В глубине сада стоял высокий раздвоенный дуб. Чтоб удобней было влезать на него, я прибил перекладины меж расходящимися стволами, получилось подобие лестницы. Предпочел я тот ствол, который повыше, лез и лез до места, где он, не толще сука, трясся и качался под ветром. Над домами и деревьями было мне видно, где голубая чаша неба встречается с темно-серым горизонтом озера. Ближе к берегу вились белые полоски прибоя. Все подрагивало, потому что дуб мотался взад-вперед. Внизу машина дяди Эда торчала посередь двора. И увидел я, что дядя вместе с моей матерью вышли из дома, остановились у автомобиля. Демисезонное пальто мать держала на руке. Наверно, они звали меня, но слышно не было. Мать села в машину. Дядя вернулся на крыльцо за чемоданом, стоявшим у перил. Мать уезжала. Я кричал, кричал, но ветер шумел беспрерывно, и мой голос терялся в нем. Когда я спустился, они уж уехали. Руки горели от столь быстрого спуска. Я отправился на озеро глядеть на волны.
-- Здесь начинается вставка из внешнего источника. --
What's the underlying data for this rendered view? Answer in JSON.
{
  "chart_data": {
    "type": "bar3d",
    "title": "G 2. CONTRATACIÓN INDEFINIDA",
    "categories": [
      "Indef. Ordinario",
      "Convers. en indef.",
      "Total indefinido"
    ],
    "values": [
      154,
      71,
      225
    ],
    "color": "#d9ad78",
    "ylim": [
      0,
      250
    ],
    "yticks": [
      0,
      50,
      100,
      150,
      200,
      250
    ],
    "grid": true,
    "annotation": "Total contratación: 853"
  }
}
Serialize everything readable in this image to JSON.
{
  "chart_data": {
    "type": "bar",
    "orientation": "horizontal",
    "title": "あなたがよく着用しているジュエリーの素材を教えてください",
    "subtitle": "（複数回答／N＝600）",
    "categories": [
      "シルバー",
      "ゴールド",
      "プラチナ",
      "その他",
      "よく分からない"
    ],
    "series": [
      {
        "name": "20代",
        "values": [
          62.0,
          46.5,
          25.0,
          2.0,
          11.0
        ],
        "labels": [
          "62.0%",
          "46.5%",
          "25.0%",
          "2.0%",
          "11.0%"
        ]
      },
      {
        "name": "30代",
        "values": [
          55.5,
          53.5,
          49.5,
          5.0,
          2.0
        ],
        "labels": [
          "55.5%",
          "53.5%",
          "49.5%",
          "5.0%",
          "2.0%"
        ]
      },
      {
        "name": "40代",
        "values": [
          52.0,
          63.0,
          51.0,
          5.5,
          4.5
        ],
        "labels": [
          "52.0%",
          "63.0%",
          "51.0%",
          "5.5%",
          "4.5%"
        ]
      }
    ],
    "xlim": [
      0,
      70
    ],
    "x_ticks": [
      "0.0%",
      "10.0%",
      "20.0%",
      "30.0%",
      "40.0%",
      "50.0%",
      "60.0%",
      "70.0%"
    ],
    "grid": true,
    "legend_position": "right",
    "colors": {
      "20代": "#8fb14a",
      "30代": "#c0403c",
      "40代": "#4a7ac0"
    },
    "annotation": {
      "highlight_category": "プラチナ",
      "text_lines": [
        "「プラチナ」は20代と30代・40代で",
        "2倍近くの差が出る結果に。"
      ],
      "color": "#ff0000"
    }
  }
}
Дядина машина стояла на прежнем месте при моем возвращении ко времени ужина. Дядя Эд сидел на заднем крыльце. «Посадил твою мать в автобус до Детройта, — сказал он. — Тебе она записку оставила». Я взял ее с собой в комнату в мезонине и там прочел. Была она короткая: просто, мол, нужно мне будет вернуться в город в конце лета и ходить в школу.
Особого обсуждения не произошло. Я помогал накрывать на стол, бабушка задала вопрос: «Как она могла?» Я ничего не ответил. Иногда в последующие годы она ставила тот же вопрос «Как она могла?», непонятливо я оставлял его без ответа. Вот и все. Лето здесь, зиму там, молчок. Словно поделили тебя разведенные честь честью родители, ни один из коих не обсуждает второго.
В тот вечер дядя Эд сводил меня в аптеку, угостил прохладительным напитком. Говорил, что в каждом деле обычно есть две разных стороны, и я с готовностью принял это суждение. С одной стороны, мать обращалась с деньгами невесть как, и ссора частично произошла из-за этого. С другой стороны, служить компаньонкой моей бабушке все эти годы удовольствие было невеликое. Нежеланные гости не задерживались в доме, поклонникам некогда было показать себя. Дядя Эд послал меня наколоть на утро лучины в свете, падавшем с заднего крыльца, и я занялся этим, дивясь, как держался тут мой отец и нянчил меня.
Я установил камеру близ обрыва на мысу, придерживая от ветра штатив, чтобы сделать последний план маяка. Медленный наезд, пока здание заполнит весь кадр. Это и будет завершение заключительного эпизода. Приспело время вызывать съемочную группу в полном составе, дабы самому освободиться для интервью и собственных высказываний перед камерой, довершить восстановление прошлого. Снова укрывшись от ветра, я подумал, что в самый раз задвинуть подальше пишущую машинку и отложить до поры сценарий про будущее.